The literature on bootstrapping ML systems often overlooks the constraints of real-world applications related to:
- annotation processes (examples are often annotated by batches instead of one by one);
- privacy (transfer learning from one language to another often requires to move data from one continent to another, which violates privacy policies);
- training times and resources;
- continual learning (introducing new classes but also merging or removing old ones).
The ability to efficiently move real-world systems to new domains and languages, or to adapt to changing conditions over time also often requires a complex mixture of techniques including active learning, transfer learning, continuous on-line learning, semi-supervised learning, and data augmentation as the models used by existing systems rarely generalize well to new circumstances. For example, current machine reading comprehension models do very well answering general, factoid style questions, but perform poorly on new specialized domains such as legal documents, operational manuals, financial policies, etc. Thus, domain transfer (especially from limited annotated data or using only unsupervised techniques) is needed to make the technology work for new scenarios. To address such issues, efforts for real-world applications need improved methods for targeting new use cases, features or classes. The approach also needs to be scalable to learn from both small limited-data sets at the beginning of a system’s life-cycle to larger data sets with millions of annotated data and/or billions of unannotated data as deployed systems expand to larger user bases and use cases.

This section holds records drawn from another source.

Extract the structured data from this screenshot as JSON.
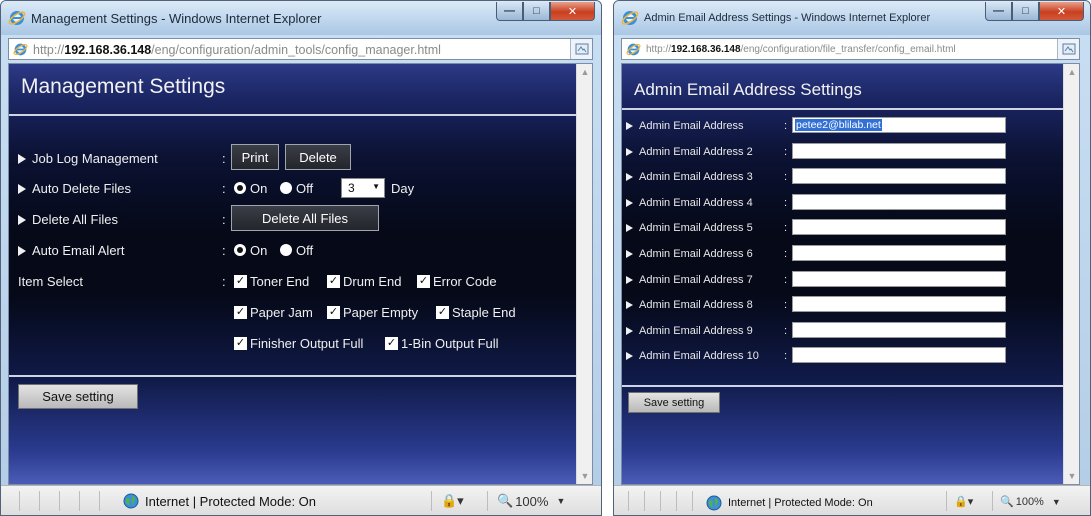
{
  "left_window": {
    "title": "Management Settings - Windows Internet Explorer",
    "url": {
      "prefix": "http://",
      "host": "192.168.36.148",
      "path": "/eng/configuration/admin_tools/config_manager.html"
    },
    "page_title": "Management Settings",
    "rows": {
      "job_log": {
        "label": "Job Log Management",
        "print": "Print",
        "delete": "Delete"
      },
      "auto_delete": {
        "label": "Auto Delete Files",
        "on": "On",
        "off": "Off",
        "days_value": "3",
        "day_unit": "Day",
        "selected": "On"
      },
      "delete_all": {
        "label": "Delete All Files",
        "button": "Delete All Files"
      },
      "auto_email": {
        "label": "Auto Email Alert",
        "on": "On",
        "off": "Off",
        "selected": "On"
      },
      "item_select": {
        "label": "Item Select",
        "items": [
          "Toner End",
          "Drum End",
          "Error Code",
          "Paper Jam",
          "Paper Empty",
          "Staple End",
          "Finisher Output Full",
          "1-Bin Output Full"
        ]
      }
    },
    "save": "Save setting",
    "status": {
      "zone": "Internet | Protected Mode: On",
      "zoom": "100%"
    }
  },
  "right_window": {
    "title": "Admin Email Address Settings - Windows Internet Explorer",
    "url": {
      "prefix": "http://",
      "host": "192.168.36.148",
      "path": "/eng/configuration/file_transfer/config_email.html"
    },
    "page_title": "Admin Email Address Settings",
    "emails": [
      {
        "label": "Admin Email Address",
        "value": "petee2@blilab.net"
      },
      {
        "label": "Admin Email Address 2",
        "value": ""
      },
      {
        "label": "Admin Email Address 3",
        "value": ""
      },
      {
        "label": "Admin Email Address 4",
        "value": ""
      },
      {
        "label": "Admin Email Address 5",
        "value": ""
      },
      {
        "label": "Admin Email Address 6",
        "value": ""
      },
      {
        "label": "Admin Email Address 7",
        "value": ""
      },
      {
        "label": "Admin Email Address 8",
        "value": ""
      },
      {
        "label": "Admin Email Address 9",
        "value": ""
      },
      {
        "label": "Admin Email Address 10",
        "value": ""
      }
    ],
    "save": "Save setting",
    "status": {
      "zone": "Internet | Protected Mode: On",
      "zoom": "100%"
    }
  },
  "icons": {
    "browser": "ie-icon",
    "zone": "globe-icon",
    "security": "lock-icon",
    "zoom": "zoom-icon",
    "compat": "compat-view-icon"
  },
  "colors": {
    "page_top": "#2d3a86",
    "page_dark": "#050918",
    "page_bottom": "#4a5cb6",
    "close_button": "#c9401f"
  }
}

In this workshop, we aim to cover challenges in a lifelong process where new users or functionalities are added, and existing functionalities are modified. We believe the challenge is prevalent in research from both academia and industry.
# Topics of Interest
- Semi-supervised learning
- Active learning
- Unsupervised learning
- Incremental learning
- Domain adaptation
- Data generation/augmentation
- Few shot learning
- Zero shot learning
# Submission Guidelines
Please submit your paper using EasyChair.
Format: Submissions must be in PDF format, anonymized for review, written in English and follow the ASRU 2019 formatting requirements, available here. We advise you use the LaTeX template files provided by ASRU 2019.
Length: Submissions consist of up to eight pages of content. There is no limit on the number of pages for references. There is no extra space for appendices. There is no explicit short paper track, but you should feel free to submit your paper regardless of its length. Reviewers will be instructed not to penalize papers for being too short.
Dual Submission: Authors can make submissions that are also under review at other venues, provided it does not violate the policy at those venues.We do NOT require submissions to follow an anonymity period.
Presentation Format: We anticipate most papers will be presented as posters, with only a few selected for oral presentation.